百姓振奋不已。
杨天鸿素来就不喜欢拖沓。简单的寒暄过后,玄火军军务交给副将薛金彪处理,玄火军全军开进了早已准备好的兵营。杨天鸿带着几名亲随,于刺史曹辉等人走进了安州府衙。
新的节度使府衙正在修建,在此之前,杨天鸿只能是在这里与曹辉等州府主要官员一起办公。
接风宴席安排的很是丰盛,菜品都是安州当地特产,虽说其中颇有山珍海味,在安州本地却也不算什么。
席上诸位人等都很熟悉,在上次大战中也多有出力。杨天鸿从来不讲什么排场,说话直来直去,这种作风很是被安州官员们喜欢。其实说穿了,安州官员本来就不为大楚朝堂所喜。这里乃是历来的发配流放之地,只有那些被大臣们看不顺眼的人,才会流落到此,担任永远不可能出头的府官。
曹辉等官员很是热情,纷纷上来敬酒。杨天鸿来者不拒,他本来就是修士,偶尔用些术法把酒精化掉也是正常。无论任何人敬酒,他都表现的很是恭敬,不失礼节,也毫无超品侯爵与平南将军的威风。不卑不亢的作风,顿时赢得了众人好感。
酒过三巡,曹辉笑道:“自从朝廷发下文书,说是侯爷前来安州就任节度使一职,安州上下军民俱都喜笑颜开。有侯爷再次,安州再也不用惧怕越族蛮夷。此乃我安州百姓之福啊!”
杨天鸿注视着摆在面前食案上的一碗鱼翅汤,沉吟良久,将这碗鱼翅汤端起来,举在身前。
“仅仅只是安定,就够了吗?”
这句话令人有些摸不着头脑,周围热闹的声音顿时变得安静下来。杨天鸿环视四周,炯炯目光从每一个人身上顺序扫过,洪亮的声音在大厅里回荡。

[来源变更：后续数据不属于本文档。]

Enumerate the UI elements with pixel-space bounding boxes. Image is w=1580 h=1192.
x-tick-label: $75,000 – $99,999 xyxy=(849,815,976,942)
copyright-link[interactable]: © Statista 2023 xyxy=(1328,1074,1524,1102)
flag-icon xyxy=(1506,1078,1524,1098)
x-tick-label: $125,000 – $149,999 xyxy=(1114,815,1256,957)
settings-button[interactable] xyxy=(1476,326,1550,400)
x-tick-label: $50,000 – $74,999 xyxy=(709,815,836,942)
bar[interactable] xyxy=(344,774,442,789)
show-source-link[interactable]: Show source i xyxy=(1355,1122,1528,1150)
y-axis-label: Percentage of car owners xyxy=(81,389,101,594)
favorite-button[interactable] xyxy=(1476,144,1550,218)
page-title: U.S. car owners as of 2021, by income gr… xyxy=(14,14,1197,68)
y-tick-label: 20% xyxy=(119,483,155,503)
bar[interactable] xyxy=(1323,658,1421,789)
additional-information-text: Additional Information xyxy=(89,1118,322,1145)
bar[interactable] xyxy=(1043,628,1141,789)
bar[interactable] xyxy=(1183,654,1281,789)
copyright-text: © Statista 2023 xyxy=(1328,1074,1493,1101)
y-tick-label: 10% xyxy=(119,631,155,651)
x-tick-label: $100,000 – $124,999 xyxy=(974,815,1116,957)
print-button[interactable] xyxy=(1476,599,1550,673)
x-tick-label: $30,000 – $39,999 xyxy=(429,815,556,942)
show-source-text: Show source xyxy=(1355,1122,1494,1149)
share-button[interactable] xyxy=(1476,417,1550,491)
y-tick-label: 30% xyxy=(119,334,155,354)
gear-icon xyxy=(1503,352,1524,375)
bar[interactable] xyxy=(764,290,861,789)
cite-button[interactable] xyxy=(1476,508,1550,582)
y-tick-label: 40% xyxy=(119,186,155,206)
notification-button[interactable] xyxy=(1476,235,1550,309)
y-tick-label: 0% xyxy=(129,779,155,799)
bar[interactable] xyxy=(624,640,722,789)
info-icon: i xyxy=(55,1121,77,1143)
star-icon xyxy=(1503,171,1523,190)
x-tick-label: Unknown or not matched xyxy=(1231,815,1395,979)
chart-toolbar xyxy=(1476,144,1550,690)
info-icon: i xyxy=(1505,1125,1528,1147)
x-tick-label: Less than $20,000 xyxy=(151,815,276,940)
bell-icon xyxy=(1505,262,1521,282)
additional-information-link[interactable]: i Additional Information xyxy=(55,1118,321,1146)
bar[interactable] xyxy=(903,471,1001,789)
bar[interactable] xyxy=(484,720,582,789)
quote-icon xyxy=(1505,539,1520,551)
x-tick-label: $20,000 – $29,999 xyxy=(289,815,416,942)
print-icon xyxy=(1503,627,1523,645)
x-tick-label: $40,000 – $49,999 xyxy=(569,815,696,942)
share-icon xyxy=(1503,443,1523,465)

“本候自幼就住在京师。对于京城各种商品货物价格,多少知晓一二。这碗鱼翅甚是鲜美,滋味儿独特,若是换在京城酒楼,至少也要二两银子才能买到。安州临海,鱼翅之类东西算不得珍贵。呵呵!可否有人能够告诉本候,这碗鱼翅在安州酒肆坊间,究竟需要多少银钱?”
众人面面相觑,都不明白杨天鸿想要表达的意思,也无人胆敢站出来回答他的问题。沉默了好几分钟,州府同知何为廉才从座位上站起,遥遥冲着杨天鸿拱了拱手,道:“侯爷说得不错,鱼翅此物虽然珍贵,可是在我安州地界上却很普通。这碗鱼翅汤,安州大大小小很多酒肆都有售卖。至于这价钱嘛……最多也就是五文铜钱。”
杨天鸿笑了。他示意何为廉坐下,从自己的食案后面走出来,在大厅之中慢慢踱着步:“五文铜钱,二两纹银,这之间的价格可谓天差地别。不知诸位可曾想过,这究竟是为什么?”